BTW, I've actually reported 5 cases, there is also the random output that I sometimes get saying: "SSL connection is closed"

aliqandil avatar Apr 18 '22 14:04 aliqandil

Based on the user agent, compression errors happen on connections coming from Google Chrome. (Unless this is something else masquerading as Google Chrome?) I don't see how we could debug that further :-( So let's stick to ignoring these errors.

aaugustin avatar Oct 09 '22 14:10 aaugustin

Regarding AttributeError: 'Connection' object has no attribute 'transfer_data_task', this happens only if WebSocketServerProtocol.close (where the error happens in you stack trace) is called before WebSocketServerProtocol.connection_open (where the attribute is set and it is never deleted).
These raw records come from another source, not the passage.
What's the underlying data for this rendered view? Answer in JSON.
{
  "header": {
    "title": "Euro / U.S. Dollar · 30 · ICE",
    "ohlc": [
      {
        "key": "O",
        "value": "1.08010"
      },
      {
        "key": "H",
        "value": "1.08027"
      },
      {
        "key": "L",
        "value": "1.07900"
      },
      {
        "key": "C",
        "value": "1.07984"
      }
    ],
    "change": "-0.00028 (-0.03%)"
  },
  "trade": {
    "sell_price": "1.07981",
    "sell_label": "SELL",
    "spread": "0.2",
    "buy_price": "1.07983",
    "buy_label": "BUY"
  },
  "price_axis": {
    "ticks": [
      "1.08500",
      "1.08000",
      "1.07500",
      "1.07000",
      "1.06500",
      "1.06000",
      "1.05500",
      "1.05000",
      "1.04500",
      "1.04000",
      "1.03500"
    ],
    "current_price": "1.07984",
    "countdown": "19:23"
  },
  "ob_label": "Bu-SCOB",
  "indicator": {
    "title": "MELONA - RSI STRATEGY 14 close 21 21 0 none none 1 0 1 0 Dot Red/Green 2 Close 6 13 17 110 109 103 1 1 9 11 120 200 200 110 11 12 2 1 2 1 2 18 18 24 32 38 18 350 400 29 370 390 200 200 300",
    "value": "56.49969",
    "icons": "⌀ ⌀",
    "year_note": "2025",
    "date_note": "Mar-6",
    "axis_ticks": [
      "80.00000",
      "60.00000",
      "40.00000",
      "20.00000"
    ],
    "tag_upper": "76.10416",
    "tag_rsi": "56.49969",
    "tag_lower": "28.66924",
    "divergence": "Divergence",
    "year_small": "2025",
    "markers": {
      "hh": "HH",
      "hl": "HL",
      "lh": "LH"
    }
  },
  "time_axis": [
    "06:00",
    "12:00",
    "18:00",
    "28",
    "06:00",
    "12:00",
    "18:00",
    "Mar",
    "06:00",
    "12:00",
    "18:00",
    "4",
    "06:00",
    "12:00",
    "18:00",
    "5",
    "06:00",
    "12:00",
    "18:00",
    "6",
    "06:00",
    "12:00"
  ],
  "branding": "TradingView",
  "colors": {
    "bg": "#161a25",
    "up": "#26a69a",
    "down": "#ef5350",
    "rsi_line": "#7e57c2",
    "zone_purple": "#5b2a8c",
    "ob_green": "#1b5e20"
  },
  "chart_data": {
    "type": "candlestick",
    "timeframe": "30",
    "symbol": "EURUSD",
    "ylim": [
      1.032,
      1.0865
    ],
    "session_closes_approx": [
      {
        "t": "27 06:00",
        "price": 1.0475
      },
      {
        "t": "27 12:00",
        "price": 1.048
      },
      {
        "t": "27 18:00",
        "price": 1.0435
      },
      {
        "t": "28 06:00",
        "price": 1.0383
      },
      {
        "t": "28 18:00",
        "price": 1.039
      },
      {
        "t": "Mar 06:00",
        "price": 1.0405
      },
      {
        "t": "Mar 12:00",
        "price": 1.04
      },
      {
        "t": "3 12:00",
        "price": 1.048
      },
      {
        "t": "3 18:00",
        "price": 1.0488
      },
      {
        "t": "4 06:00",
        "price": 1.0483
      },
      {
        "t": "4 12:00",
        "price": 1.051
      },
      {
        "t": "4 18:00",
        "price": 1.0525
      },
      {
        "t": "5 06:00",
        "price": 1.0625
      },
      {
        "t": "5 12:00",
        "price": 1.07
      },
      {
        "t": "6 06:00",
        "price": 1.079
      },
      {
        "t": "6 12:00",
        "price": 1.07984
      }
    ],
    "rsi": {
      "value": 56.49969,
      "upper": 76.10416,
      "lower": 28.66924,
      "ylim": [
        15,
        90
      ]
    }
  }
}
I can find only one place where websockets calls WebSocketServerProtocol.close, around line 245 in websockets/legacy/server.py:

            try:
                await self.close()
            except ConnectionError:
                raise
            except Exception:
                self.logger.error("closing handshake failed", exc_info=True)
                raise

I don't see how you can get there without going through WebSocketServerProtocol.handshake, which calls WebSocketServerProtocol.connection_open.

If this is where the error comes from, then you should have "closing handshake failed" and the full stack trace (which I need here) in logs. You can bump that particular logger call to "critical" to minimize log noise.


By chance, does your code do something like asyncio.create_task(connection.close()) on a connection that isn't open or won't open because the handshake fails? That would explain why your stack trace stops at connection.close() and the results you're seeing here.

aaugustin avatar Oct 09 '22 14:10 aaugustin

Regarding SSL connection is closed I think it comes from this line in asyncio:

https://github.com/python/cpython/blob/6927632492cbad86a250aa006c1847e03b03e70b/Lib/asyncio/sslproto.py#L682

This should remove it:

logging.getLogger("asyncio").setLevel(logging.ERROR)

aaugustin avatar Oct 09 '22 16:10 aaugustin